Vietnam manufacturing growth accelerates in February as cost pressures intensify: S&P Global

Vietnam’s manufacturing sector extended its recovery in February, with the headline Purchasing Managers’ Index rising to 54.3 from 52.5 in January, signalling a solid improvement in business conditions, according to a press release from S&P Global.

Graph of S&P Global Purchasing Managers' Index (Vietnam)

The reading marked a four-month high and the eighth consecutive month of strengthening operating conditions.

Production increased at the fastest pace in 19 months, supported by stronger customer demand and the preparation of goods ahead of delivery.

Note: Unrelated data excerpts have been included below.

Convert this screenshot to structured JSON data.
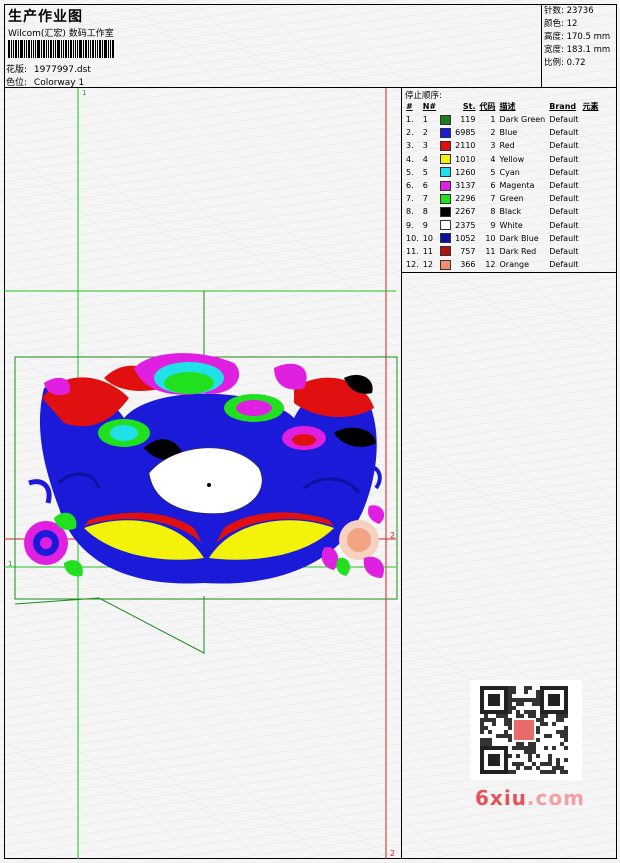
{
  "header": {
    "title": "生产作业图",
    "studio": "Wilcom(汇宏) 数码工作室",
    "pattern_label": "花版:",
    "pattern_value": "1977997.dst",
    "color_label": "色位:",
    "color_value": "Colorway 1"
  },
  "stats": {
    "stitches_label": "针数:",
    "stitches_value": "23736",
    "colors_label": "颜色:",
    "colors_value": "12",
    "height_label": "高度:",
    "height_value": "170.5 mm",
    "width_label": "宽度:",
    "width_value": "183.1 mm",
    "scale_label": "比例:",
    "scale_value": "0.72"
  },
  "stop_table": {
    "title": "停止顺序:",
    "columns": [
      "#",
      "N#",
      "St.",
      "代码",
      "描述",
      "Brand",
      "元素"
    ],
    "rows": [
      {
        "idx": "1.",
        "n": "1",
        "color": "#1f7a1f",
        "st": "119",
        "code": "1",
        "desc": "Dark Green",
        "brand": "Default"
      },
      {
        "idx": "2.",
        "n": "2",
        "color": "#1a1ad8",
        "st": "6985",
        "code": "2",
        "desc": "Blue",
        "brand": "Default"
      },
      {
        "idx": "3.",
        "n": "3",
        "color": "#e01010",
        "st": "2110",
        "code": "3",
        "desc": "Red",
        "brand": "Default"
      },
      {
        "idx": "4.",
        "n": "4",
        "color": "#f2f20a",
        "st": "1010",
        "code": "4",
        "desc": "Yellow",
        "brand": "Default"
      },
      {
        "idx": "5.",
        "n": "5",
        "color": "#20e0e8",
        "st": "1260",
        "code": "5",
        "desc": "Cyan",
        "brand": "Default"
      },
      {
        "idx": "6.",
        "n": "6",
        "color": "#e020e0",
        "st": "3137",
        "code": "6",
        "desc": "Magenta",
        "brand": "Default"
      },
      {
        "idx": "7.",
        "n": "7",
        "color": "#20e020",
        "st": "2296",
        "code": "7",
        "desc": "Green",
        "brand": "Default"
      },
      {
        "idx": "8.",
        "n": "8",
        "color": "#000000",
        "st": "2267",
        "code": "8",
        "desc": "Black",
        "brand": "Default"
      },
      {
        "idx": "9.",
        "n": "9",
        "color": "#ffffff",
        "st": "2375",
        "code": "9",
        "desc": "White",
        "brand": "Default"
      },
      {
        "idx": "10.",
        "n": "10",
        "color": "#1010a0",
        "st": "1052",
        "code": "10",
        "desc": "Dark Blue",
        "brand": "Default"
      },
      {
        "idx": "11.",
        "n": "11",
        "color": "#b01010",
        "st": "757",
        "code": "11",
        "desc": "Dark Red",
        "brand": "Default"
      },
      {
        "idx": "12.",
        "n": "12",
        "color": "#f0906a",
        "st": "366",
        "code": "12",
        "desc": "Orange",
        "brand": "Default"
      }
    ]
  },
  "guides": {
    "marker_1": "1",
    "marker_2": "2"
  },
  "watermark": {
    "prefix": "6xiu",
    "suffix": ".com"
  }
}
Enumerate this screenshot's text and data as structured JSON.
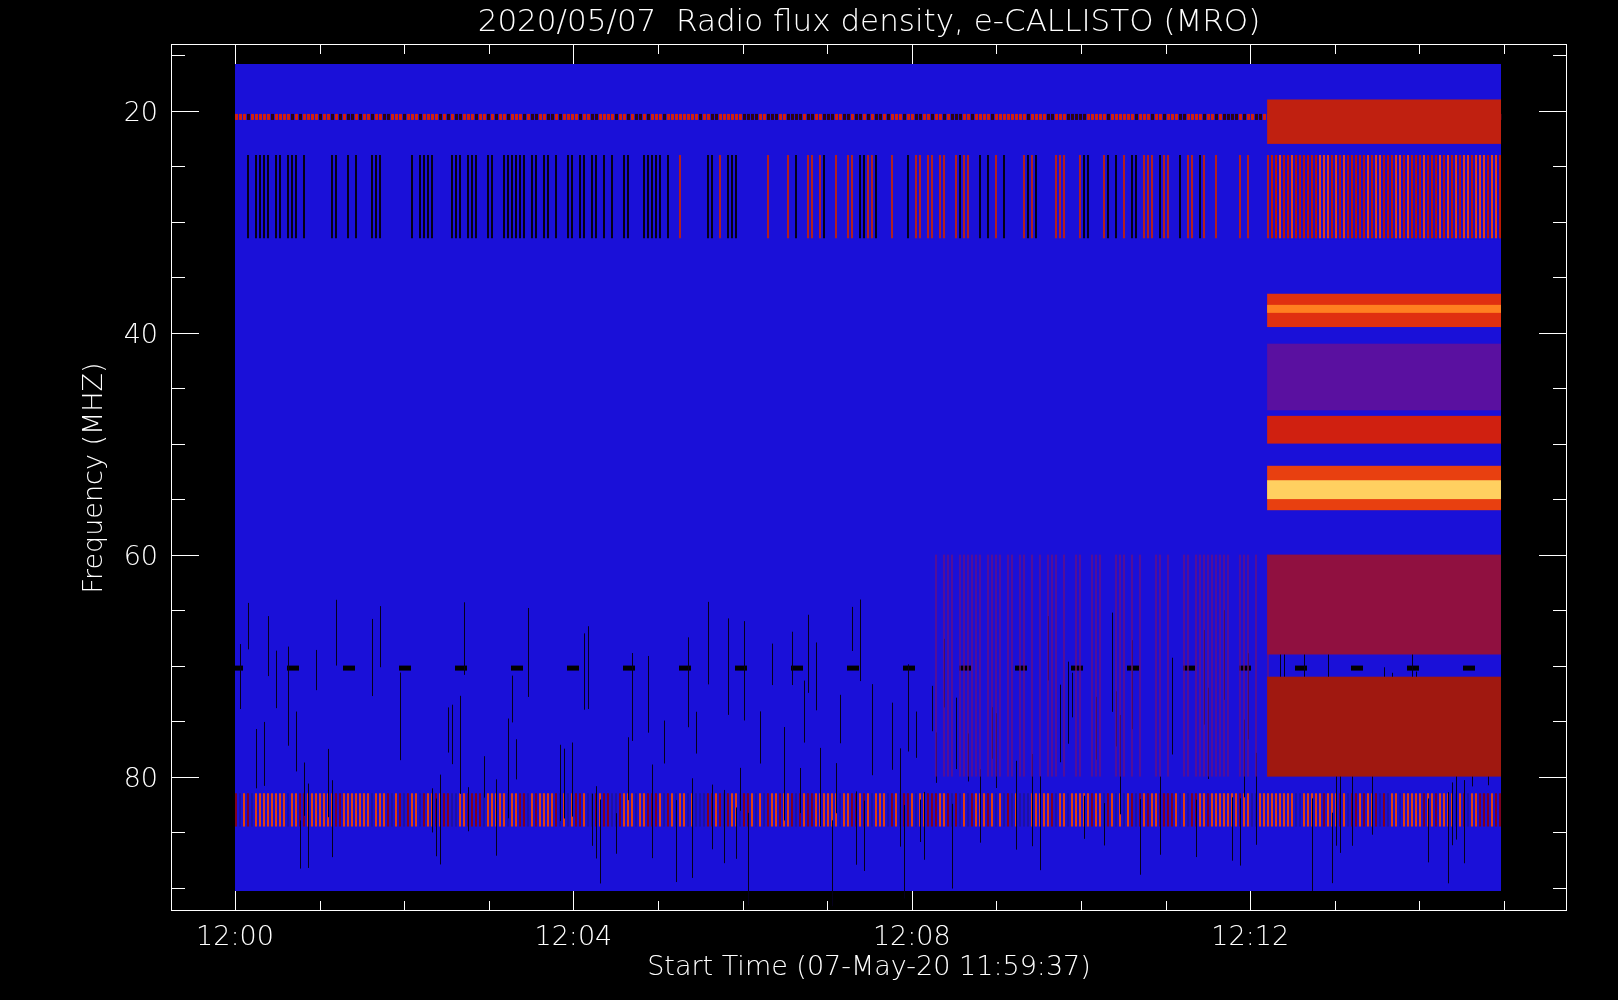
{
  "plot": {
    "title": "2020/05/07  Radio flux density, e-CALLISTO (MRO)",
    "xlabel": "Start Time (07-May-20 11:59:37)",
    "ylabel": "Frequency (MHZ)",
    "x_tick_labels": [
      "12:00",
      "12:04",
      "12:08",
      "12:12"
    ],
    "y_tick_labels": [
      "20",
      "40",
      "60",
      "80"
    ]
  }
}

New orders rose for a sixth straight month and at the quickest rate since October, although new export business was unchanged amid reported instability in international markets.

Rising order volumes drove further increases in employment and purchasing activity, with staffing levels expanding at the fastest pace since September 2022, albeit partly through temporary hires.

Input buying rose at the second-sharpest rate in a year-and-a-half, while stocks of purchases increased marginally after declining in January.

Stronger demand for inputs enabled suppliers to lift charges, pushing input cost inflation to its steepest level since June 2022.

Manufacturers passed on higher operating expenses to customers, with output price inflation remaining at the elevated level recorded at the start of 2026.

Suppliers’ delivery times lengthened modestly, with some firms citing customs delays for imported goods.

Business confidence improved for a fifth consecutive month, reaching its highest level since September 2022 as firms anticipated further output gains over the coming year.